The cost of privatisation
The most general and obvious result of privatisation is to push up costs. First, costs must now cover the payment of dividends to shareholders. The effects on PFI hospitals are all too clear: to pay the PFI consortiums, which borrow privately and have their own shareholders, hospitals have had to cut beds by an average of 25 per cent, and staff by 15 per cent. Second, the loss of integration – making every organisation cover all its costs, instead of costs in one area leading to savings in another (such as more money spent on prevention leading to less spent on treatment) – involves further costs. Third, the whole operation of a market has enormous transaction costs – paying for the marketing, invoicing, accounting, auditing, contracting, lawsuits and so on – not to mention losses from fraud, which in the US market system are enormous.
In the mid-1970s, Charles Webster, the official historian of the NHS, estimated its administrative costs at 5-6 per cent of its total spending. Today they are probably approaching 20 per cent (which is the norm in the least wasteful sector of the US healthcare market). The difference means that something like £10 billion is being consumed annually by administration, due mainly to the replacement of the NHS by a market. You don’t have to be a health economist to realise that the supposed superior efficiency of a market couldn’t possibly offset that.
The hospitals’ government-induced financial crisis is already producing a result that has been obvious for some time: the end of free services. This is coming in the shape of fees for so-called ‘superior’ or ‘enhanced’ services. As services are cut to save money, and patients’ health ‘needs’ are redefined (for example, you can no longer get a knee replacement in Suffolk if you are seriously overweight), people have a new incentive to ‘go private’.
In the new market-oriented NHS, hospital managers see in this a chance to raise revenues by offering something semi-private themselves. Thus Queen Charlotte’s and Chelsea NHS hospital in London is offering expectant mothers ‘one to one’ services of a midwife for £4,000, and Harrogate and district NHS foundation trust is opening a new fee-paying skin clinic to deal with minor skin conditions – described as a ‘half-way house’ between state and private care. The implication is clear: routine skin care will no longer be offered free, and a one-to-one midwife, which is the recommended standard for childbirth, and reduces the need for medical interventions, will cease to be the NHS standard. The fact that the government has not immediately banned these developments is highly significant. It is evidently ready to see a growing distinction between ‘basic’ and increasingly inferior services, which will remain free, and ‘superior’ ones, which must be paid for.
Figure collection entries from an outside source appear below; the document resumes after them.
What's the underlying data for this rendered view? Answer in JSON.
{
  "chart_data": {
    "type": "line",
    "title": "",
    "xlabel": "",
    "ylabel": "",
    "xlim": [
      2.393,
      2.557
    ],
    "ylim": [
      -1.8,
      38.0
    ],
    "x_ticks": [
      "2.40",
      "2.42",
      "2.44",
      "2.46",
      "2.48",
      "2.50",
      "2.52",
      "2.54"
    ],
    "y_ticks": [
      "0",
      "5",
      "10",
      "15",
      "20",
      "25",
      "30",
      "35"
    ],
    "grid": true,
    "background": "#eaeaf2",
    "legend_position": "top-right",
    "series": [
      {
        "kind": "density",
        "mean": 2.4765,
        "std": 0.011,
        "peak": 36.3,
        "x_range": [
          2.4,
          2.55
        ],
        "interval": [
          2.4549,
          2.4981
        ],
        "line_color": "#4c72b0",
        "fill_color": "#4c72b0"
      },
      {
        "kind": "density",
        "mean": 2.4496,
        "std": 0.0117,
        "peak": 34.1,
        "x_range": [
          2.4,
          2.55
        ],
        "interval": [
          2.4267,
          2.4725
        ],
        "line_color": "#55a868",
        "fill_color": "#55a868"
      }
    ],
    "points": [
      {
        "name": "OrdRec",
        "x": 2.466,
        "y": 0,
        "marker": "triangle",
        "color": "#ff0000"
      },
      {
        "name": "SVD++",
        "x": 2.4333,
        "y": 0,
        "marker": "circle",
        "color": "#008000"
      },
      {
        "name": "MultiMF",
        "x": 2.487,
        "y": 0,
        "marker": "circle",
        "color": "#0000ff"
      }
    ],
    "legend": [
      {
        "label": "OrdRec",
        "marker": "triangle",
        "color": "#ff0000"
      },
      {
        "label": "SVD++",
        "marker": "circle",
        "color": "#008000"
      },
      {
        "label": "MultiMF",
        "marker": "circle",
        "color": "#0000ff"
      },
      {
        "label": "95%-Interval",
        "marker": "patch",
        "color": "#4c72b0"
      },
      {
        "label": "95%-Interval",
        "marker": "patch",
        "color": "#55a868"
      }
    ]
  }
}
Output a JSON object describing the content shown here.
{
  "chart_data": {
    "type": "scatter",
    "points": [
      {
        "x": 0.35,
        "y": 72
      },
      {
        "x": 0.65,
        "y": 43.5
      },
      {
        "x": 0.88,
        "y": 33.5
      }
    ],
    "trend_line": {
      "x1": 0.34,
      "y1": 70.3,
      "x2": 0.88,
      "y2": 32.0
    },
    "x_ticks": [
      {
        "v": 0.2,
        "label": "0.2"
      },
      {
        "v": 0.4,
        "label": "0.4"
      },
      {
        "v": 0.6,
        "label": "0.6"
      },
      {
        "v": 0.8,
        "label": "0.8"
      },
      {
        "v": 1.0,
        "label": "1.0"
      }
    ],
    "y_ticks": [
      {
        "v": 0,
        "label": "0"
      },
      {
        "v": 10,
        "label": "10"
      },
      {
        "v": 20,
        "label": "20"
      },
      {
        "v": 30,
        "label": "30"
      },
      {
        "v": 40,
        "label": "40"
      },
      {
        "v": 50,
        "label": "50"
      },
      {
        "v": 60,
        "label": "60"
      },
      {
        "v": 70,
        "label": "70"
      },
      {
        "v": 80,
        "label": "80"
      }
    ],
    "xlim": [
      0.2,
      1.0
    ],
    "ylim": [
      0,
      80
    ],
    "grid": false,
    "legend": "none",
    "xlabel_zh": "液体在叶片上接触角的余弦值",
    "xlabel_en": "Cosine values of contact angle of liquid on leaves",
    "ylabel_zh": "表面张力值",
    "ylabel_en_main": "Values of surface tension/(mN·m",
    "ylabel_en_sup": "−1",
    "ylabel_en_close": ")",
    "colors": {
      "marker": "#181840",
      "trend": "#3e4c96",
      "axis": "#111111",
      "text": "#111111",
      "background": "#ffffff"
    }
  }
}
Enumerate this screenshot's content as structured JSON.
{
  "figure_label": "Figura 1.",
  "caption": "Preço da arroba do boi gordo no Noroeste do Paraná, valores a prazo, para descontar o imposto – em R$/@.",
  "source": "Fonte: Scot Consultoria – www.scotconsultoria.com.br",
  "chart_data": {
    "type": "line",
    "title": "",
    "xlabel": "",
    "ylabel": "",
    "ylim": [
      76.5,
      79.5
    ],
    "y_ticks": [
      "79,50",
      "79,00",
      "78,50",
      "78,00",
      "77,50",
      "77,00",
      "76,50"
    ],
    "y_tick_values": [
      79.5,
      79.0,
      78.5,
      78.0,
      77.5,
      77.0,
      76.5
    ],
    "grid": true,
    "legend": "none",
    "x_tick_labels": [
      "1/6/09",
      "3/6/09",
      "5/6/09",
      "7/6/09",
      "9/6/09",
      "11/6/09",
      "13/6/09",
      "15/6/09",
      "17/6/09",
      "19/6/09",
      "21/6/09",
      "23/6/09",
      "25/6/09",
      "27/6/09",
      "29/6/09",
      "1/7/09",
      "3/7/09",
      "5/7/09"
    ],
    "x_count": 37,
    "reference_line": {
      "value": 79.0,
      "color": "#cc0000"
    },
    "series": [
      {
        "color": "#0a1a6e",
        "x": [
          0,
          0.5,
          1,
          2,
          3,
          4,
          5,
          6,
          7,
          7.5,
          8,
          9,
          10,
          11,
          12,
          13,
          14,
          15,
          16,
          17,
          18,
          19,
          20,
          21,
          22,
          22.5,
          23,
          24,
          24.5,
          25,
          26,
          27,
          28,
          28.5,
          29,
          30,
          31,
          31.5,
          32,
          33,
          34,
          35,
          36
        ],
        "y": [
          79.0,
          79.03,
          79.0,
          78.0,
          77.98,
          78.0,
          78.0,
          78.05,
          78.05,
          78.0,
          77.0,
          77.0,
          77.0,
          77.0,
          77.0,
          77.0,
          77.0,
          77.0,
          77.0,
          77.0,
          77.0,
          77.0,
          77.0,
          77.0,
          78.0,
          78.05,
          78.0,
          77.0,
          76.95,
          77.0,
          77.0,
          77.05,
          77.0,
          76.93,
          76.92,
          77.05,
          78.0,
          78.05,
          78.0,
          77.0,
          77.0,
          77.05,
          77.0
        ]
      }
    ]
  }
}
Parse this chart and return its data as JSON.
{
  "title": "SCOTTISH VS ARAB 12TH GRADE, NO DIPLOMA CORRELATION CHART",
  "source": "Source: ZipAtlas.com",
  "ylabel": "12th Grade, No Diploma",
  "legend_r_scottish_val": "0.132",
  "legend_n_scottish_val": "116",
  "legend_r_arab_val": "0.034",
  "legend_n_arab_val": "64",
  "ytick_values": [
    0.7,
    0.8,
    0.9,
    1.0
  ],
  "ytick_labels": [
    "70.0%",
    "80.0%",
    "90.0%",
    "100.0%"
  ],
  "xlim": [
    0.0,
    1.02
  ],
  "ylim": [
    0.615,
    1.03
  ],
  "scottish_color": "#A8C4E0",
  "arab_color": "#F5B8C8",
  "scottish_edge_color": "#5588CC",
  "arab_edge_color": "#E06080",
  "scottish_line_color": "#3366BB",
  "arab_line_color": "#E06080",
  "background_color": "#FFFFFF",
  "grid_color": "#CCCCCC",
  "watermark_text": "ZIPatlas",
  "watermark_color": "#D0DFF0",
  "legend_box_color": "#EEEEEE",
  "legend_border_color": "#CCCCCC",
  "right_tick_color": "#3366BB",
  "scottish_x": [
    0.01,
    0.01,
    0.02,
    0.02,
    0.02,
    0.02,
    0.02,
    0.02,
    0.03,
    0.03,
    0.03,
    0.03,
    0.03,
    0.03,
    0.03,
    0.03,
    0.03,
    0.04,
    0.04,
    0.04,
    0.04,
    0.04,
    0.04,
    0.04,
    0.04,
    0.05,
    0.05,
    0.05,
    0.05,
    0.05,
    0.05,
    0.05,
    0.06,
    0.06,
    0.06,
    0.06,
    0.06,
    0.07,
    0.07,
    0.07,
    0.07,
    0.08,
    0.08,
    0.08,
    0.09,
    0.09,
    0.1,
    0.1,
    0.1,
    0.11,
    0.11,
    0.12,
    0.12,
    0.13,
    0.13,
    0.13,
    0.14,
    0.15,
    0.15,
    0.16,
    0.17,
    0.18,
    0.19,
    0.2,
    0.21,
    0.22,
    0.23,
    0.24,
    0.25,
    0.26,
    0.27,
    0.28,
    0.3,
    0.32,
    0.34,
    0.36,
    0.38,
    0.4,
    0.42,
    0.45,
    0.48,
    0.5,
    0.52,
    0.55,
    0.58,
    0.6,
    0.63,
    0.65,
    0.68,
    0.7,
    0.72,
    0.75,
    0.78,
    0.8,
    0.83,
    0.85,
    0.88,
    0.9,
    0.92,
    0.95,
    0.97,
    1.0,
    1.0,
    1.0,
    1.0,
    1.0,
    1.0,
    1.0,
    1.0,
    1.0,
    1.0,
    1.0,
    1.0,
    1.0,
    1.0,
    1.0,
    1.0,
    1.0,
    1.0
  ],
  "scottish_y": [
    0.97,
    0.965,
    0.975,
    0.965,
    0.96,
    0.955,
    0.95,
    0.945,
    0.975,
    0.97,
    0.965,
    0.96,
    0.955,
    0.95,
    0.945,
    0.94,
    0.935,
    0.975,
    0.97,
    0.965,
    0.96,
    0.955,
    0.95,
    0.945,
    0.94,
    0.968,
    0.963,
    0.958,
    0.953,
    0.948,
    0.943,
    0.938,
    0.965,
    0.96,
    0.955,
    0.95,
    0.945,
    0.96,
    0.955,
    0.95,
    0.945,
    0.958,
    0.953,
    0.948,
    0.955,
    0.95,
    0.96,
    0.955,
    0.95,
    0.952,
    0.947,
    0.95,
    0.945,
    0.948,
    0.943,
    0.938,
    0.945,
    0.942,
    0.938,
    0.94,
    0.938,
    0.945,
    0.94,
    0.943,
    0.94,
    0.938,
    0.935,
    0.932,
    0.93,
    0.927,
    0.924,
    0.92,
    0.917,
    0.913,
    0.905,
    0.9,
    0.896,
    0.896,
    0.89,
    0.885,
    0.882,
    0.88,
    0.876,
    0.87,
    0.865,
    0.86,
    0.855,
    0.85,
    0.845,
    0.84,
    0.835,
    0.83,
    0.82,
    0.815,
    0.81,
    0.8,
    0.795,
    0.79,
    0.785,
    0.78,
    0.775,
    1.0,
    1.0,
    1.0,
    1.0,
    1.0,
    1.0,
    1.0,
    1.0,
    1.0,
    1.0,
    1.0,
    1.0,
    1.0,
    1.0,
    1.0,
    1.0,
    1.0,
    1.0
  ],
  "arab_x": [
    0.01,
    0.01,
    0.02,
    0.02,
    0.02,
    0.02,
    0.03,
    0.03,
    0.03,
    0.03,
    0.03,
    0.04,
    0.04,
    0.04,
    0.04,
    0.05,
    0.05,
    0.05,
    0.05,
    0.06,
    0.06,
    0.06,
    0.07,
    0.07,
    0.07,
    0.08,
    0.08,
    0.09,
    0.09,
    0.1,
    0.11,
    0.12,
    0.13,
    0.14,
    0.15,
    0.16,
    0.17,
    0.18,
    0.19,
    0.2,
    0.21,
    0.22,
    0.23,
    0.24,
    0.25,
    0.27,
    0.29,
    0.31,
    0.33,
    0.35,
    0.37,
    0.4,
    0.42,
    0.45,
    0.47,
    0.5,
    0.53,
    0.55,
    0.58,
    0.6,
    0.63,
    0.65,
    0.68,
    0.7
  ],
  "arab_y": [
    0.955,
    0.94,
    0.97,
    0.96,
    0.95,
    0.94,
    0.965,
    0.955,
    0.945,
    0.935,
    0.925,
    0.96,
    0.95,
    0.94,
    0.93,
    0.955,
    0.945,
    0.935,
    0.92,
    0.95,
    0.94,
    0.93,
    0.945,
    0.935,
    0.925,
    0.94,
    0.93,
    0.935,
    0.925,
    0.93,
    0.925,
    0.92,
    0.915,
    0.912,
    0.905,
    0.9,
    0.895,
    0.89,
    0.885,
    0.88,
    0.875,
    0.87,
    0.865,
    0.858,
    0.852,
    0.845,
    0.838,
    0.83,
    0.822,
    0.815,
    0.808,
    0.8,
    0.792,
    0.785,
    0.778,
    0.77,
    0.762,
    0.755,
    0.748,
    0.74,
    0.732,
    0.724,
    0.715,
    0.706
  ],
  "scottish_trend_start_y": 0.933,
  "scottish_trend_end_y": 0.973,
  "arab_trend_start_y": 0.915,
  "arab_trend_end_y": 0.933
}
By 2008, if no real resistance is aroused, New Labour will have done what Thatcher couldn’t, and replaced the integrated, economical and egalitarian health service created by Nye Bevan with a fragmented, expensive service, based on ability to pay.
Colin Leys is an honorary professor at Goldsmiths University of London. He is the author of Market Driven Politics: Neoliberal Democracy and the Public Interest and, with Stewart Player, The Plot Against the NHS (Merlin Press, 2011).